Did you know that at least 75% of a company’s value rests in its intellectual property (IP)?

Faced with this little-known fact, many fledgling business owners would probably spend more time focusing on protecting their IP in the early stages. Thankfully, our latest Catalyst Centre tenants were given the opportunity to do just that, courtesy of an interesting seminar given by IP expert Laura Trapnell from the leading legal team at Paris Smith. Here, we share some of her valuable advice.

Laura stressed, that while many don’t seem to realise the importance of IP, this really is something that needs to be considered right at the very beginning – indeed before most other things. Avid watchers of Dragons Den know that there are some inevitable questions that will be asked, including: what makes your company different and what are you doing to stop others copying you? This is because the savvy Dragons know the financial value of having a powerful brand that will withstand the efforts of copycats to steal innovative ideas. The bottom line is: either recognise and register your intellectual property rights, or keep everything confidential and don’t tell anyone anything (hardly a formula for business success!).

So, where do you begin? It’s a good idea to think about all of the intellectual property assets that your company has, or will have in the future. Hard IP will be things like branding, trademarks and patents, but don’t forget soft IP too which would cover ideas that are yet to be formalised and developed.

First consider ownership. Intellectual property is owned by the creator of the work, unless it was created by an employee working in the company’s name or if the work was formally signed over. So, if you are having a website created for example, make sure that the contract specifies what elements of the site are owned by your company, as opposed to the web company. In the case of employees, make sure that your employee contracts state that all work is owned by the company and reinforce this with an exit interview should they leave. Avoid shared IP ownership wherever possible as this will adversely affect the value of the company for potential investors.

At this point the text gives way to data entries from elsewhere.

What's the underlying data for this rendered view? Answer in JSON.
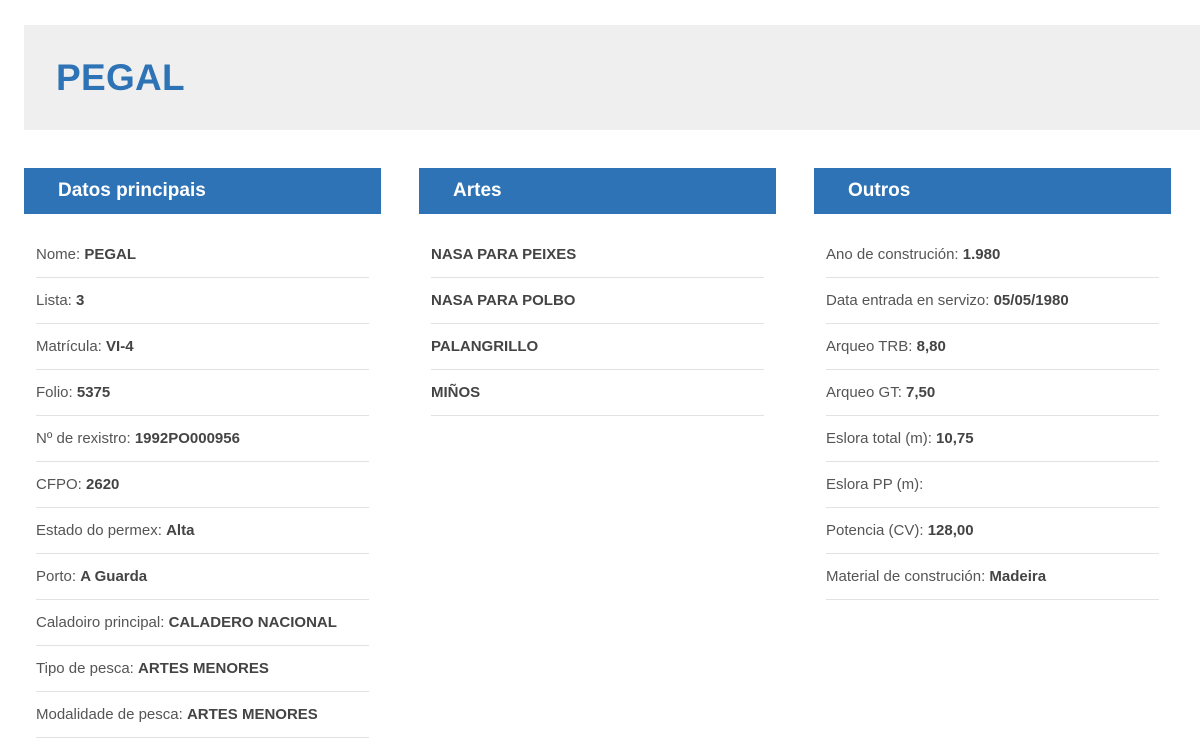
{
  "page": {
    "title": "PEGAL"
  },
  "datos_principais": {
    "heading": "Datos principais",
    "rows": [
      {
        "label": "Nome: ",
        "value": "PEGAL"
      },
      {
        "label": "Lista: ",
        "value": "3"
      },
      {
        "label": "Matrícula: ",
        "value": "VI-4"
      },
      {
        "label": "Folio: ",
        "value": "5375"
      },
      {
        "label": "Nº de rexistro: ",
        "value": "1992PO000956"
      },
      {
        "label": "CFPO: ",
        "value": "2620"
      },
      {
        "label": "Estado do permex: ",
        "value": "Alta"
      },
      {
        "label": "Porto: ",
        "value": "A Guarda"
      },
      {
        "label": "Caladoiro principal: ",
        "value": "CALADERO NACIONAL"
      },
      {
        "label": "Tipo de pesca: ",
        "value": "ARTES MENORES"
      },
      {
        "label": "Modalidade de pesca: ",
        "value": "ARTES MENORES"
      }
    ]
  },
  "artes": {
    "heading": "Artes",
    "items": [
      "NASA PARA PEIXES",
      "NASA PARA POLBO",
      "PALANGRILLO",
      "MIÑOS"
    ]
  },
  "outros": {
    "heading": "Outros",
    "rows": [
      {
        "label": "Ano de construción: ",
        "value": "1.980"
      },
      {
        "label": "Data entrada en servizo: ",
        "value": "05/05/1980"
      },
      {
        "label": "Arqueo TRB: ",
        "value": "8,80"
      },
      {
        "label": "Arqueo GT: ",
        "value": "7,50"
      },
      {
        "label": "Eslora total (m): ",
        "value": "10,75"
      },
      {
        "label": "Eslora PP (m): ",
        "value": ""
      },
      {
        "label": "Potencia (CV): ",
        "value": "128,00"
      },
      {
        "label": "Material de construción: ",
        "value": "Madeira"
      }
    ]
  }
}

Next, think about IP protection. Branding is a good place to start and Laura recommended using any spare cash to get your brand registered as a trademark straight away. Consider both your company name and its visual representation via logos/typefaces etc. Think longer term here: if your business plan is to trade internationally, then checks must be made to ensure that similarly named companies don’t exist in the markets you plan to work in. If other companies exist which appear to be too similar to yours, or if a large company has the same name as yours, then change it. Create differentiation at the outset and you’ll not only have a better chance of standing out, but also you’ll reduce the risk of an established business coming after you. Remember that there are two kinds of trademarks: a ‘TM’ symbol is something that should be considered a trademark but it is not officially registered as such. Registered trademarks are denoted by an ® symbol and can be legally defended.

It’s also advisable to think about Copyright. Copyright can be asserted using the © symbol for anything tangible and unique that your company produces, such as written work that is going into the public domain. You can do this without charge and it lasts for the lifetime of the creator plus 70 years.

Depending on the type of business that you are building, you should consider Patents.  Patents are a way of protecting technical innovations and advances and they last for 20 years. Once you have a patent, this information is publicly available so be careful not to disclose how anything works in terms of software/algorithms/coding for example. This way, if someone does replicate your work, you will know straight away and will be able to enforce the protection a patent offers. However, Laura recommended not applying for a patent unless you know your geographical market and can afford to enforce it there – otherwise, it’s best to keep everything extremely confidential until you can because, once information is in the public domain, it is no longer patentable. Ultimately, this is a tricky subject so it’s essential to speak to a patent lawyer to find out what would be best for your company.

Finally, Laura gave two words of caution. Firstly, while intellectual property is a critical start-up consideration, it’s not something that can be forgotten about later. As your company grows, task one person to be responsible for keeping on top of the IP, whether new registrations or renewals. Secondly, she advised keeping your corporate head on at all times, even when with family and friends, to keep your intellectual property – and your company’s potential value – safe.